A crack at freedom
The angry crowds that filled the streets of Tunisia in 2011 shouted “Employment, freedom, dignity”, a slogan that would echo in other revolts across the Middle East. Soon, that demand transformed into an outright call for state leaders to resign.
The dramatic events carried a tinge of optimism and confidence, but ten years later, many observers express pessimism if not utter disappointment at the “Arab Winter” that followed the uprisings. None of the Arab Spring nations has managed to improve its general standard of living and bloody wars in Syria, Libya, and Yemen have created humanitarian crises of historical proportions. Apart from Tunisia, the Spring countries enjoy no more democratic freedoms and no less corruption today than before the revolts.
Indeed, the failure to achieve economic stability or a transition to democratic systems has led commentators to question whether the uprisings can be considered revolutionary at all. Popular protests that surged simultaneously in Algeria, Iraq, Lebanon, and Sudan in 2019 gave hope that the flame had not yet died, but it was summarily extinguished by the outbreak of Covid-19.

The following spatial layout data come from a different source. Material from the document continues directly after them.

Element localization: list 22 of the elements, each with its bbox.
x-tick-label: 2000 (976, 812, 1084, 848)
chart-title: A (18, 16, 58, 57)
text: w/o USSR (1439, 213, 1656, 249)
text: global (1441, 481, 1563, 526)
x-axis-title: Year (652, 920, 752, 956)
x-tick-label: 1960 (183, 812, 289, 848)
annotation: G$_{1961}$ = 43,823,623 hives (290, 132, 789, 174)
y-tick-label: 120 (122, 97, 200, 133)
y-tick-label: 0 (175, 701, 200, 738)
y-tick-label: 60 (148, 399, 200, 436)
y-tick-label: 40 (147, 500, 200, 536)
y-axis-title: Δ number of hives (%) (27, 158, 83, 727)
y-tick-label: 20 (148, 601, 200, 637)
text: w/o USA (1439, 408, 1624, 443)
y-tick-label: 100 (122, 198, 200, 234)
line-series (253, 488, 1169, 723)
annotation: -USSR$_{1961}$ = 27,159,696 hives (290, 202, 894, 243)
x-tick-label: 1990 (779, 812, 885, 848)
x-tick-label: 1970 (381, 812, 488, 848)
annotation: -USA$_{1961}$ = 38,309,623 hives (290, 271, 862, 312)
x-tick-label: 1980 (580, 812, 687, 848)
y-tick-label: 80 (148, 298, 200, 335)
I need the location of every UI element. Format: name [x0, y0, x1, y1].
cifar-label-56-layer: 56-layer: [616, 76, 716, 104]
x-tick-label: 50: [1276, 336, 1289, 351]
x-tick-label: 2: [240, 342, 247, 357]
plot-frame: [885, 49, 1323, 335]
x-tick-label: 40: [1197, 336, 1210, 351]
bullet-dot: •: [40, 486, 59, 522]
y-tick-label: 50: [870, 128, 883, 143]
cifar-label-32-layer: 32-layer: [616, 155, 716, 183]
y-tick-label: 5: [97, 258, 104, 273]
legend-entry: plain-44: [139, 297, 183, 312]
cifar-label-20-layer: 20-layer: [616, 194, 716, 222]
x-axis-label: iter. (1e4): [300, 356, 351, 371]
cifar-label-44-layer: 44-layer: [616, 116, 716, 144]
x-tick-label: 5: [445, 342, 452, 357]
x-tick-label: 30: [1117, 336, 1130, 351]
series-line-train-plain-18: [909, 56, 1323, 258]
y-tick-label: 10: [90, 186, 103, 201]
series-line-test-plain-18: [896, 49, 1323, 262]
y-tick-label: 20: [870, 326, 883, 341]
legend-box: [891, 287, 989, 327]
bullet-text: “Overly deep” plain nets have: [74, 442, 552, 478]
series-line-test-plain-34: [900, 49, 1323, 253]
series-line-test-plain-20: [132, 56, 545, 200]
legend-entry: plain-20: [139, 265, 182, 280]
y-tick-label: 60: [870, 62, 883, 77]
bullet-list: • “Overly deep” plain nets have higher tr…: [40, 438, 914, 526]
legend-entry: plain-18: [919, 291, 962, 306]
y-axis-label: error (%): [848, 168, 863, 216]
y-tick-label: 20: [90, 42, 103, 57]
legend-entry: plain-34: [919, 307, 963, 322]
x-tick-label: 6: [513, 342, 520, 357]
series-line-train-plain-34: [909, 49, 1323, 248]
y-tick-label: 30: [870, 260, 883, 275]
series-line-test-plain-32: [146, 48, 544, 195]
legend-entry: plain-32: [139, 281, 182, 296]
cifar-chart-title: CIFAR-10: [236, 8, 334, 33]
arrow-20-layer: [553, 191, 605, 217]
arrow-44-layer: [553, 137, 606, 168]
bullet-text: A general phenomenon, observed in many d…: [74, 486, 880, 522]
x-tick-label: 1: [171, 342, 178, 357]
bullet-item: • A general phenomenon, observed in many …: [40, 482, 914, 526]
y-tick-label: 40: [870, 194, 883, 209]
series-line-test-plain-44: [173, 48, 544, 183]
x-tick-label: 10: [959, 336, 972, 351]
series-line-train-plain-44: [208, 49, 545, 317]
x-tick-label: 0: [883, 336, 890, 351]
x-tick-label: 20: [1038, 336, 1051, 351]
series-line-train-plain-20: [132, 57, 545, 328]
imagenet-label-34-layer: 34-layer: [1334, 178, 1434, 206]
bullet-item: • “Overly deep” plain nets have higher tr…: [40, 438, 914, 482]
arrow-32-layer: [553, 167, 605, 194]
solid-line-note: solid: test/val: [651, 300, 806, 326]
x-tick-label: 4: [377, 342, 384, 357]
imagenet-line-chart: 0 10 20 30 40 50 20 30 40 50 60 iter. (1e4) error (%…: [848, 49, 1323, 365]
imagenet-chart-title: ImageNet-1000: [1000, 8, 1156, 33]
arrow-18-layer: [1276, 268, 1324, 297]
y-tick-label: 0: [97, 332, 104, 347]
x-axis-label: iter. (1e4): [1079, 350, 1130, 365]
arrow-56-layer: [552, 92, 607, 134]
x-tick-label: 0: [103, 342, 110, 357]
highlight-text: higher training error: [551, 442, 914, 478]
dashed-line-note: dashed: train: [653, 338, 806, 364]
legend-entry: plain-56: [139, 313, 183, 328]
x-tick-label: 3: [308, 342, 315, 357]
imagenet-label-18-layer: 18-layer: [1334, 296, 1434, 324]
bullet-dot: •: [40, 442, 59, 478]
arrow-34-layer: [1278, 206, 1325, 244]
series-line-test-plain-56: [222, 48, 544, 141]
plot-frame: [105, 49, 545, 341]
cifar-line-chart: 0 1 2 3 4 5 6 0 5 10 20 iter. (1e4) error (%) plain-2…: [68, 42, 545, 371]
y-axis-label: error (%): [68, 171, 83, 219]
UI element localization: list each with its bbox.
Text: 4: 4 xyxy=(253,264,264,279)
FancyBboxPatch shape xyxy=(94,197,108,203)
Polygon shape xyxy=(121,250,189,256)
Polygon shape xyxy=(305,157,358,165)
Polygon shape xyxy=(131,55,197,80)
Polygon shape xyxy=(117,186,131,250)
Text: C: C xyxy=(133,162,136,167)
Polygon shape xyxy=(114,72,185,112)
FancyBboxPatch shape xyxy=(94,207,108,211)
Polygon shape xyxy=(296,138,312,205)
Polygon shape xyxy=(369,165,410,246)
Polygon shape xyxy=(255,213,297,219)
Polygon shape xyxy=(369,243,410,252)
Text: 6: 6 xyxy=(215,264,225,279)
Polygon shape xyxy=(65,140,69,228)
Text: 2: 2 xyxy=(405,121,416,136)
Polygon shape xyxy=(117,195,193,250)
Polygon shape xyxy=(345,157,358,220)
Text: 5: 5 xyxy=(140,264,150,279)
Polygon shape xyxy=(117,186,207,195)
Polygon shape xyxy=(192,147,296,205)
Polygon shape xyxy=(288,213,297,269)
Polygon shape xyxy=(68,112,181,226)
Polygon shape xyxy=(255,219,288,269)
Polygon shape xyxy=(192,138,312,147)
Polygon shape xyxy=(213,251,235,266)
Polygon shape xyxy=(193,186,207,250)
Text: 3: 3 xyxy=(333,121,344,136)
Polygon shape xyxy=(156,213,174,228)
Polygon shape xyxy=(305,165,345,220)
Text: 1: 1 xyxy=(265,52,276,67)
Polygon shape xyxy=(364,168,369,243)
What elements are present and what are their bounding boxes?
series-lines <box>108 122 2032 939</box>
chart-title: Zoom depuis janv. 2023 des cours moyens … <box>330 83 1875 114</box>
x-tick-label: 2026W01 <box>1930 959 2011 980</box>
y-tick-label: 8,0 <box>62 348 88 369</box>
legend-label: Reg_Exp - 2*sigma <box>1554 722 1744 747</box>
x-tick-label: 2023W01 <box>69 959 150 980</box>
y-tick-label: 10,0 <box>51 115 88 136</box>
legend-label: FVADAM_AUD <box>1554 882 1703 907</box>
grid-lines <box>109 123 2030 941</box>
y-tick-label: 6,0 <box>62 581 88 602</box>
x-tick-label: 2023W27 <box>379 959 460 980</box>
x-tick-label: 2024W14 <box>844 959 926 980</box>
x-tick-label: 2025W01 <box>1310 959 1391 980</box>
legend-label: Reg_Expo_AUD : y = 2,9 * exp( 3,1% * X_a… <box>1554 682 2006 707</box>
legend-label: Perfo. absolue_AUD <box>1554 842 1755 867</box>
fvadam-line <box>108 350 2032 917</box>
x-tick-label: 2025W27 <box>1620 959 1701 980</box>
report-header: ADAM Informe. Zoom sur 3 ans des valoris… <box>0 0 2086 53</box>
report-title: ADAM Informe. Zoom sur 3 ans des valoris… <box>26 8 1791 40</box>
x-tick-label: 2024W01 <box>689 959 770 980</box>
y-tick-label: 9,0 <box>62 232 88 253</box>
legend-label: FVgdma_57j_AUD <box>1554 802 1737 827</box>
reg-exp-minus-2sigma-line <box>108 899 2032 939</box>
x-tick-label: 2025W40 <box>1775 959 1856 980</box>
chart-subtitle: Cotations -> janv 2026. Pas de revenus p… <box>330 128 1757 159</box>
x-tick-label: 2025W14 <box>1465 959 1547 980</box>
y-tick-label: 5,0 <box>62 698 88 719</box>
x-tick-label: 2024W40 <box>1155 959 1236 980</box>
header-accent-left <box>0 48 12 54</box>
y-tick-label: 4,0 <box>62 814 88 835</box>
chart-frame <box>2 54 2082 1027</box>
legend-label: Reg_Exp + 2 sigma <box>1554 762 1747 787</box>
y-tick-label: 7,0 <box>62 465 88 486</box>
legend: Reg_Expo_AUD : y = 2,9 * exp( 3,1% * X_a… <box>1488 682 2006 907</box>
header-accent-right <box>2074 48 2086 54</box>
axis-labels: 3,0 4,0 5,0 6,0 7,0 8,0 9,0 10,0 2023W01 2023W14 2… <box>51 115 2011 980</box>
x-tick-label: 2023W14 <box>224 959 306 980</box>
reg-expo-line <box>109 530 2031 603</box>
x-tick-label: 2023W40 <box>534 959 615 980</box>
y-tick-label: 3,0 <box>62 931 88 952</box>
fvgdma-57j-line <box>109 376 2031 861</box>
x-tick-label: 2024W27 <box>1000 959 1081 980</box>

Indicators of success or failure are closely tied to expectations. The rage at leaders displayed by protestors must not be confused with a cry for an alternative Western-style political setup. The millions of people who flooded national squares in the region and occupied official buildings wanted something more basic: decency, fairness, opportunity.
The trouble with trying to trace the direct outcomes of the Arab Spring revolts is that it ignores the complexities of societies and the generational shifts that need to take place before the effects of the phenomena can be discerned. It is, perhaps, more useful to think of the spring metaphor in terms of a primed coil that is released multiple times, rather than as one transient season.
The story of social development anywhere in the world is dotted with extraordinary events. But while it is tempting to narrate a history by simply joining these dots, true transformation does not travel in straight lines; it meanders aimlessly until it morphs into a new milestone. The period in between one great event and the next is often an uncertain dance moving two steps forward and another one back.
The Arab Spring shook the very foundations that had propped up the powerful regimes for decades, but the original demands of protestors suggest that the over-arching issue that mobilised protestors was socio-economic stagnation, not the system of governance.
Even as it remains an unfinished project, the Arab Awakening teaches that freedom is not the removal of autocracy but the establishment of equity.